IRFU not concerned with Irish Rugby's reliance on Leinster to produce players 1 year ago

IRFU not concerned with Irish Rugby's reliance on Leinster to produce players

IRFU Performance Director David Nucifora has said that he does not have a problem with other provinces taking players from Leinster to add to their squads.

In total, 30 of the 92 players involved during the last round of interprovincial derbies earlier this month came through either the Leinster sub-academy or academy system.

Players like Ulster's Alan O'Connor started at the club's sub-academy before leaving for Ulster's academy, Connacht's Paul Boyle moved on from their academy before moving west while the likes of Joey Carbery and Andrew Conway both played for the club's senior team before moving down to Munster.

Leinster were by far the best represented province that particular weekend with the club's 30 players bettering Munster's output of 17 players, Ulster's 16 players and Connacht's 10 players within that particular set of matchday squads.

Nucifora said that the players that moved on from the defending European champions should be praised for their ambition to go and improve elsewhere.

"If they're the best players that are out there then absolutely," Nucifora replied when asked if he was happy with Leinster's spread of players around the country at the launch of the IRFU's Strategic Plan.

"Take your hat off to the young players that have decided to make those moves because they're ambitious. If you're going to be a high performing athlete you have to be ambitious.

"You have to take chances. You have to put yourself out on a limb and that's what they're doing because they want to be the best that they can be and that's what they're doing and they're choosing to chase that dream by doing that."

The eastern province have been the dominant side in Irish club rugby this decade with three European Cup wins, three PRO12/14 titles and a European Challenge Cup win over the last eight years.

By comparison, Ulster have not won a PRO12 title since 2006, Munster not since since 2011 while Connacht landed their maiden major trophy in 2016. Despite Leisnter's dominance, Nucifora insists that he is happy with the IRFU's return from all four clubs.

"If you go and ask the other provinces they're going to tell you what their ambition is and that'll be to win," he added.

"They believe that they can do it and they've got plans to get there to do it. They don't go out there to come second, they want to win. We want all of our provinces to be ambitious.

"In 2015 Leinster weren't in great shape there for a period of time but they turned it around. We wouldn't have thought in 2015 that Leinster would be doing what they're doing today. There's no reason why the other provinces can't achieve that.

"Go back to Connacht with their PRO14 win, who would have thought? I think it's possible but we've just got to continue to be ambitious and think big. That's what we've got to do. We've got to dream that all these things are achievable regardless and we've got to find ways of making things happen. Anything is possible if people are aligned and working together."

IRFU chief executive Philip Browne said that Leinster enjoy a big advantage when it comes to the players that the schools within the province produces but that he is generally happy with how each province is developing.
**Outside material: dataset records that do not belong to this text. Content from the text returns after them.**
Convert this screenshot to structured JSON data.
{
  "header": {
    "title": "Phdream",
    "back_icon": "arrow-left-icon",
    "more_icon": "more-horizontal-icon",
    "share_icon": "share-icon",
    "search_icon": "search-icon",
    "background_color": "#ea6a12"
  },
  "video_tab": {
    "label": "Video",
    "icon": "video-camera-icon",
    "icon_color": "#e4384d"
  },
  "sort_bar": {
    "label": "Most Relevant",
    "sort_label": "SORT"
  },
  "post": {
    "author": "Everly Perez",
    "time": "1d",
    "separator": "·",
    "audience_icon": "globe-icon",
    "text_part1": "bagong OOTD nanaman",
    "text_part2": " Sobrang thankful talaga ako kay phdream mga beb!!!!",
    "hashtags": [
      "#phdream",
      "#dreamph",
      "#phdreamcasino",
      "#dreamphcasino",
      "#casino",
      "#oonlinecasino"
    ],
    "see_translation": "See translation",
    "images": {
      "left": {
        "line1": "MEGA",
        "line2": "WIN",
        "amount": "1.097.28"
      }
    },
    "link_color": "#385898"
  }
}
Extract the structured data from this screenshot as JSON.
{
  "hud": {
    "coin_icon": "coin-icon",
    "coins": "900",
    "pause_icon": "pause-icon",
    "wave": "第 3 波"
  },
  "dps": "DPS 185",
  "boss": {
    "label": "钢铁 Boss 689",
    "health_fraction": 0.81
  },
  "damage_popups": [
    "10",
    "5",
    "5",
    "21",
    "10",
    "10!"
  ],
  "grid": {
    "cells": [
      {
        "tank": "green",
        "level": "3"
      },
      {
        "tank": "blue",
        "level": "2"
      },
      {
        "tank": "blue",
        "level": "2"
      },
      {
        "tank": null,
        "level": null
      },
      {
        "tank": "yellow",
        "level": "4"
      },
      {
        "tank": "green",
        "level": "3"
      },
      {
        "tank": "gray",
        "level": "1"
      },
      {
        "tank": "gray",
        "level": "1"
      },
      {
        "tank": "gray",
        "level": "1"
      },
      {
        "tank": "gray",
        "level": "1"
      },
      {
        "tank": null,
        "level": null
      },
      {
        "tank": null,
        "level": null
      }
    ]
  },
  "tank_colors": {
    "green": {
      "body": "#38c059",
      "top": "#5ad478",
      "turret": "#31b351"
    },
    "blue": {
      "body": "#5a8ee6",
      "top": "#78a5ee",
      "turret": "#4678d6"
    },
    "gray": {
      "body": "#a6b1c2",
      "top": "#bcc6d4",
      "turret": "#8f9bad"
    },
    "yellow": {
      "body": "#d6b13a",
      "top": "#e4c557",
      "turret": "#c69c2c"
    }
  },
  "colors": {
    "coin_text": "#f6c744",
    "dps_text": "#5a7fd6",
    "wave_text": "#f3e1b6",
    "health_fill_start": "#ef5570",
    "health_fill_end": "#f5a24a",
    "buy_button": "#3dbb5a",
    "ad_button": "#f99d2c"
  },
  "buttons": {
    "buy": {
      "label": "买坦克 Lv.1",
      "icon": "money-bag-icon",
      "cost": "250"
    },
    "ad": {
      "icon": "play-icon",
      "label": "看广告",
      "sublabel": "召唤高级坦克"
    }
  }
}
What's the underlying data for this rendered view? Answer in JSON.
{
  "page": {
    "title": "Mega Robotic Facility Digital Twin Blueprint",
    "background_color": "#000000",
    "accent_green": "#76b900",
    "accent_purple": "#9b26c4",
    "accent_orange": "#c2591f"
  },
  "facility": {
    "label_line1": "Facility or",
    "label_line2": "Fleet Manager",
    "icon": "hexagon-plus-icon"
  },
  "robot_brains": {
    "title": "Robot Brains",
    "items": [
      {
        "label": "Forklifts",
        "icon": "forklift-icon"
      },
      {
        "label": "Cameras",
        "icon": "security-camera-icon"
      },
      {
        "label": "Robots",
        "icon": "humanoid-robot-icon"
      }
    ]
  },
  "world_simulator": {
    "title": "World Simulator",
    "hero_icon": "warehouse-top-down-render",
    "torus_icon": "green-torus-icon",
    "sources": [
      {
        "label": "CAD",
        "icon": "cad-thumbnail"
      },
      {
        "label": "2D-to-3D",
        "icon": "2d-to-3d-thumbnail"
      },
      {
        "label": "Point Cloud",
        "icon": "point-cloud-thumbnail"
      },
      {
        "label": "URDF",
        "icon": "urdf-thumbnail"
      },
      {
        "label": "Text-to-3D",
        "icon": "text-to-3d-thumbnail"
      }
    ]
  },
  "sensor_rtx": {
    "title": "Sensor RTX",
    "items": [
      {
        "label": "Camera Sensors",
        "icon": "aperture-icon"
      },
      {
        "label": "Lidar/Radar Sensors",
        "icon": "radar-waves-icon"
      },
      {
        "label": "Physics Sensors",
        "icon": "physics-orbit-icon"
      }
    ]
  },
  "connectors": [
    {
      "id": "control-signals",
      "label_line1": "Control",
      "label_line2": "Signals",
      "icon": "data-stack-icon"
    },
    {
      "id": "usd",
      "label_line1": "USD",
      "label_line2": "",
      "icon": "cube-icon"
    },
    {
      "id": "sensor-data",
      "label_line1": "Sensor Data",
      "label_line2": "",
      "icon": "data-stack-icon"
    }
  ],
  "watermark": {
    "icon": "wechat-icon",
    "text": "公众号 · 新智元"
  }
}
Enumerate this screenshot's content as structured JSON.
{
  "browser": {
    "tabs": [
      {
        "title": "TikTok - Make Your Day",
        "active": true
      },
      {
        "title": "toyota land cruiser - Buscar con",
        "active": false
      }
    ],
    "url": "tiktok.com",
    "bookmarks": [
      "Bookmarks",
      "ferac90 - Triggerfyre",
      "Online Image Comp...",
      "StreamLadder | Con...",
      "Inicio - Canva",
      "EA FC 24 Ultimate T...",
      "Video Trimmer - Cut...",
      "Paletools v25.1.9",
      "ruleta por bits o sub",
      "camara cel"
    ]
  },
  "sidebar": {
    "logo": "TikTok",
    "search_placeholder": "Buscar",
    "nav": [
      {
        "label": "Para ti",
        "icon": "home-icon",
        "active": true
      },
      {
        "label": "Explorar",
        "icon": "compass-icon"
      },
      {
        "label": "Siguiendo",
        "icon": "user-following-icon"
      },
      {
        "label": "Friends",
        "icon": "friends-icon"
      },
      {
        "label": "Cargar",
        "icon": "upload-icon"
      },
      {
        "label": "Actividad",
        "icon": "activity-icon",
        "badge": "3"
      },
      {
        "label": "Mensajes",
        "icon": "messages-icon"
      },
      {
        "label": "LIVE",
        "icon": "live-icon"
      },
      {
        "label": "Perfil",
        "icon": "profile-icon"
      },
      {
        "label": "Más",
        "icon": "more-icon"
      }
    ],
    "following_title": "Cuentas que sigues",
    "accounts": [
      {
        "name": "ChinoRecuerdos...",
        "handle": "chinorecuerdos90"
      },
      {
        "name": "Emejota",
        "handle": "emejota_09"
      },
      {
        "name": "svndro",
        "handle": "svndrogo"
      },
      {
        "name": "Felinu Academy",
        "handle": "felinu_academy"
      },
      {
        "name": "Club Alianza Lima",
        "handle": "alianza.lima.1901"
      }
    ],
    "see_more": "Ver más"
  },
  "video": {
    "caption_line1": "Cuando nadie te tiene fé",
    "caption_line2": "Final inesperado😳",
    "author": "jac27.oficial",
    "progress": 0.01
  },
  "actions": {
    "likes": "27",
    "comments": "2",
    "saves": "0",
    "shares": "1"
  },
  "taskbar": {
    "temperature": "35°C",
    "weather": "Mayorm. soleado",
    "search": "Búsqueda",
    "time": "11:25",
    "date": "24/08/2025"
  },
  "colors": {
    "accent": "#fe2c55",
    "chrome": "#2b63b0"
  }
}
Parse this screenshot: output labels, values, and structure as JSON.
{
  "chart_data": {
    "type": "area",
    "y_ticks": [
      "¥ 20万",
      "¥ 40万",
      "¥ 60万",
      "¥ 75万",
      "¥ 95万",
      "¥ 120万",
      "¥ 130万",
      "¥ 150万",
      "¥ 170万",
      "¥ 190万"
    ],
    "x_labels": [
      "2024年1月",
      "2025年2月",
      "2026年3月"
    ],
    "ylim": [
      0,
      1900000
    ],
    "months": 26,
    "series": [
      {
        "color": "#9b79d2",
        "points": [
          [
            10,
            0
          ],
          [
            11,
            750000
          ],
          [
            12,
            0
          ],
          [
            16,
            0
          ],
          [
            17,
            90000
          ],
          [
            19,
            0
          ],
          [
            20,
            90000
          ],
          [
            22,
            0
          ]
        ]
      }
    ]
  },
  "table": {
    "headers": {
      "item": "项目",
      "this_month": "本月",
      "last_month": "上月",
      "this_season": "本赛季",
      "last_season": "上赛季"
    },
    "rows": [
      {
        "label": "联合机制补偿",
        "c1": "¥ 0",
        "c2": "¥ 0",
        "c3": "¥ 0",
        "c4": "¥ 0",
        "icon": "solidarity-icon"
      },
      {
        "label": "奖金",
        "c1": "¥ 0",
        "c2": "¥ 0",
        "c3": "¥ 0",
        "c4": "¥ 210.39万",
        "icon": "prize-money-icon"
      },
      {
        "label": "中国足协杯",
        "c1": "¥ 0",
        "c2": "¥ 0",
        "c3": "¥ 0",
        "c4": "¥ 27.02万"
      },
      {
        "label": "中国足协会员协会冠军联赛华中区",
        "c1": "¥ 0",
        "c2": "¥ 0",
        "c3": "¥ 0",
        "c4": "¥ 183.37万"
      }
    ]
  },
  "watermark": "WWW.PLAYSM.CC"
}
"I think there's improvements that can be made all round and I think that there are improvements that can be made in Leinster as well," said Browne.

"I think it goes back to the whole principle of 'ok is not ok', we need to keep pushing the boundaries. There have been difficulties in Ulster obviously, we know what they have been, but we have a new coaching team in there and they have had a good recruitment over the summer and one hopes that Dan [McFarland] will make his mark there.

"In terms of Munster it wasn't ideal last year with Rassie [Erasmus] effectively moving onto the South African job so Johann had a big challenge there but what we do have to realise is that over 50% of the rugby population and 50% of the entire population are based in Leinster so it's no surprise that Leinster are going to be in the position that they're in.

"They also have this unique advantage of an incredibly vibrant schools rugby scene so they're almost unique worldwide in terms of the advantages that they have.

"I think there's work that needs to be done in Ulster in terms of player development and a lot of what David has said there's a whole action plan behind that and there's good work going down in Connacht but the reality is that what's going on down in Leinster is a unique environment.

"Can we recreate that environment down in Munster and Ulster? I don't think we can because I think it's different. I think there's elements of similarity in the school system in Ulster and it's how we try and bring that on and with Munster there's some difficulty in that there isn't as many schools involved, it's much more club based, so each province is different.

"If the question you're asking me is are we getting the most out of all four provinces and the answer is probably not and I include Leinster in that because we can get better across all four provinces, and if we can, that's a scary thought for a lot of other clubs in Europe."